Comer menos, vivir más: El interruptor de nutrientes

¿Por qué crecen los músculos, tumores o peso cuando comemos? Ésa es la pregunta que se hicieron Michael Hall y David Sabatini, premiados por la Fundación BBVA, hasta que dieron con la «diana molecular»

El envejecimiento, el cáncer o la diabetes tienen una cosa en común: el crecimiento celular. Los científicos estadounidenses Michael Hall y David Sabatini dieron en la «diana molecular» al encontrar el regulador del crecimiento de las células animales: mTOR (mammalian Target of Rapamycin). Un descubrimiento que juega y jugará un papel transcendental en nuestra salud y que les ha hecho merecedores del galardón en la categoría de Biomedicina de la duodécima edición de los Premios Fundación BBVA Fronteras del Conocimiento.

Pero, ¿por qué este regulador es crucial?
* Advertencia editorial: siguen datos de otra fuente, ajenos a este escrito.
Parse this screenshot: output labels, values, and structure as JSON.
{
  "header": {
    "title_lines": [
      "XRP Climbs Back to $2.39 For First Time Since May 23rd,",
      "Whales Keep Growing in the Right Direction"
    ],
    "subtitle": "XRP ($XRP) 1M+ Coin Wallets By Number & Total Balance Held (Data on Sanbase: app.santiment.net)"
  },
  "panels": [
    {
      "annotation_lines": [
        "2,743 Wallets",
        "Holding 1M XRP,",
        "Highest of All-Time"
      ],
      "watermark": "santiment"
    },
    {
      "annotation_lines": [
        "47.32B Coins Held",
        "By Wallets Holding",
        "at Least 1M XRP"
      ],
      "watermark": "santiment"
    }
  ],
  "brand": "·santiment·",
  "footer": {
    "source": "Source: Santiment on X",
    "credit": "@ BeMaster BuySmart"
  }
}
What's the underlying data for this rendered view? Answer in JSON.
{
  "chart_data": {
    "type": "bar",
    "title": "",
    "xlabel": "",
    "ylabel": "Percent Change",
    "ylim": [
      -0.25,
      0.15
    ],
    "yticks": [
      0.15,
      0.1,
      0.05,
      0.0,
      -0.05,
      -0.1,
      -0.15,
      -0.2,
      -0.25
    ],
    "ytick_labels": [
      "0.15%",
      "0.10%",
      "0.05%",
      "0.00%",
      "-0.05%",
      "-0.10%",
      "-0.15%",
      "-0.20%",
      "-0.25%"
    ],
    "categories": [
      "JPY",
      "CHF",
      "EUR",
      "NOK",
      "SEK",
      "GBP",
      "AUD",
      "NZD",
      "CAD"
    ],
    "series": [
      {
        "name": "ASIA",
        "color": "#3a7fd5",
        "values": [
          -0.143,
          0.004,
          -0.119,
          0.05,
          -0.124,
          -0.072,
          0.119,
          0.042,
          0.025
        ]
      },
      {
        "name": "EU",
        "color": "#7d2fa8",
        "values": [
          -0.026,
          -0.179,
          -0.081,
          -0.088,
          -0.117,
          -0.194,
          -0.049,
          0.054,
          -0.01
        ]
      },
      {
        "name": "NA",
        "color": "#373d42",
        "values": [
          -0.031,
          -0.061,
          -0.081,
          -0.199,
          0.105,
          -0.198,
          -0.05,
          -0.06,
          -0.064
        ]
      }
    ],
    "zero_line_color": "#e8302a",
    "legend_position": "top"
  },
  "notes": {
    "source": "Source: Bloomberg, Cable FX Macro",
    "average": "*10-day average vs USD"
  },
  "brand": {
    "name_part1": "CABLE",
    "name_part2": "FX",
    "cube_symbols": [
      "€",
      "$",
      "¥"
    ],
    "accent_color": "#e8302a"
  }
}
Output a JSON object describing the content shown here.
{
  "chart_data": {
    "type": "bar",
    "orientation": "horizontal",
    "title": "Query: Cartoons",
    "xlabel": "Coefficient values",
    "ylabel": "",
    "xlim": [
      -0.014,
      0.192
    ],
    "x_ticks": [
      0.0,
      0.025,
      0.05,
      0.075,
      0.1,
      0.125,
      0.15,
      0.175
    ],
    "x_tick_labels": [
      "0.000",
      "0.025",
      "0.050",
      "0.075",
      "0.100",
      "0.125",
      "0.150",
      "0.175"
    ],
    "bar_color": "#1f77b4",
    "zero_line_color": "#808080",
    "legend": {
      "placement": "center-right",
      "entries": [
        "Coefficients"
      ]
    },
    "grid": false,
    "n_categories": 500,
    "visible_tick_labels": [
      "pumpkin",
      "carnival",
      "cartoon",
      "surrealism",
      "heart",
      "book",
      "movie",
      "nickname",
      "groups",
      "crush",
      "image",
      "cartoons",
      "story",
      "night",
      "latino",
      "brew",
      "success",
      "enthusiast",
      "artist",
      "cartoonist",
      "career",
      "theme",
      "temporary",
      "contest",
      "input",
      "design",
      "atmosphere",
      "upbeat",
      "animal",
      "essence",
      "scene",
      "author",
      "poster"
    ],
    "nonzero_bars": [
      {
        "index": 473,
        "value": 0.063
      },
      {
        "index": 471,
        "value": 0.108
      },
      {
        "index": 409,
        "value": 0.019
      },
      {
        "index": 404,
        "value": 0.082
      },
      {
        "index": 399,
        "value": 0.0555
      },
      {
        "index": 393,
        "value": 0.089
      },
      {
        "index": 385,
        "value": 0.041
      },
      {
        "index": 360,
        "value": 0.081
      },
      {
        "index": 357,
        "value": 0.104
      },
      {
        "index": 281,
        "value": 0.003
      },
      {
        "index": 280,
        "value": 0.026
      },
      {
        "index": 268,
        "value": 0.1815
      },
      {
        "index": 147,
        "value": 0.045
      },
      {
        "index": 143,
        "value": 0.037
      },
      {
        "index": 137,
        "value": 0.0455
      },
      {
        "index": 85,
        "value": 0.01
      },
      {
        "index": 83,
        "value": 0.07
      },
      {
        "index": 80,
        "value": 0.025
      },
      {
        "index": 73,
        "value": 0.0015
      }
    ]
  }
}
Porque mTOR «es lo que nos hace crecer cuando comemos», explica Hall, catedrático de Bioquímica en el Centro de Ciencias de la Vida Molecular Biozentrum de la Universidad de Basilea, en Suiza. Y «cualquier situación en la que hay un crecimiento celular está regulado por éste en respuesta a la disponibilidad de nutrientes», también en el caso del cáncer, ya que «se debe al crecimiento de células que no deberían estar creciendo», añade Hall. Este regulador «es un interruptor que se activa cuando hay nutrientes para que el cuerpo pueda construir materiales (crecer), o lo contrario si no los hay», precisa Sabatini, catedrático de Biología en el Instituto Tecnológico de Massachusetts (MIT).

Y si los nutrientes son el motor de las células, la relación que tengamos con la comida afecta también a nuestra vida. En concreto, a prevenir el envejecimiento, porque mTOR los detecta y si «los bloqueas con rapamicina (tal y como se ha comprobado en células de levadura a humanos) equivale a que coman menos: engañas a las células, que responden como si hubiera menos nutrientes (ya que la rapamicina imita el estado de ayuno) y eso hace que prolonguen su longevidad», afirma Hall. Un hallazgo que sigue despertando el mismo interés que cuando lo descubrieron en 1991 y 1994.

Engañar a las células

De hecho, muchas personas sanas han llegado al extremo de tomar rapamicina, algo que Hall y Sabatini desaconsejan, ya que «hay que investigar mucho más antes». Pero la idea es prometedora: «Aún necesitamos más investigación, aunque hay bastantes posibilidades de que podamos aprovechar la vía mTOR para combatir enfermedades relacionadas con el envejecimiento», afirma Sabatini.

Y si está pensando en restringir calorías o ayunar temporalmente para ganar años de vida, de momento, y pese a que ya hay estudios que hablan de reducir en un 30% la ingesta unos días, los padres de este hallazgo aseguran que hay que profundizar más: «Esta es una gran pregunta para la que no tenemos una buena respuesta. Sabemos que mantener baja la insulina mediante la reducción de carbohidratos es bueno y que inducir la autofagia (autoalimentación de las células) mediante ayunos prolongados también lo es. Pero todavía se desconoce exactamente la mejor manera de implementar ambos estados», precisa a este periódico Sabatini, que sigue investigando «cómo se perciben los nutrientes en órganos particulares y el impacto de esta detección en la fisiología y la enfermedad». Algo esencial para que se cumpla aquella idea de que algún día viviremos más de 120 años o, si no, al menos para que los años que lo hagamos sean con un menor «daño provocado por enfermedades vinculadas al envejecimiento». Algo que sin él o sin Hall no habría sido posible.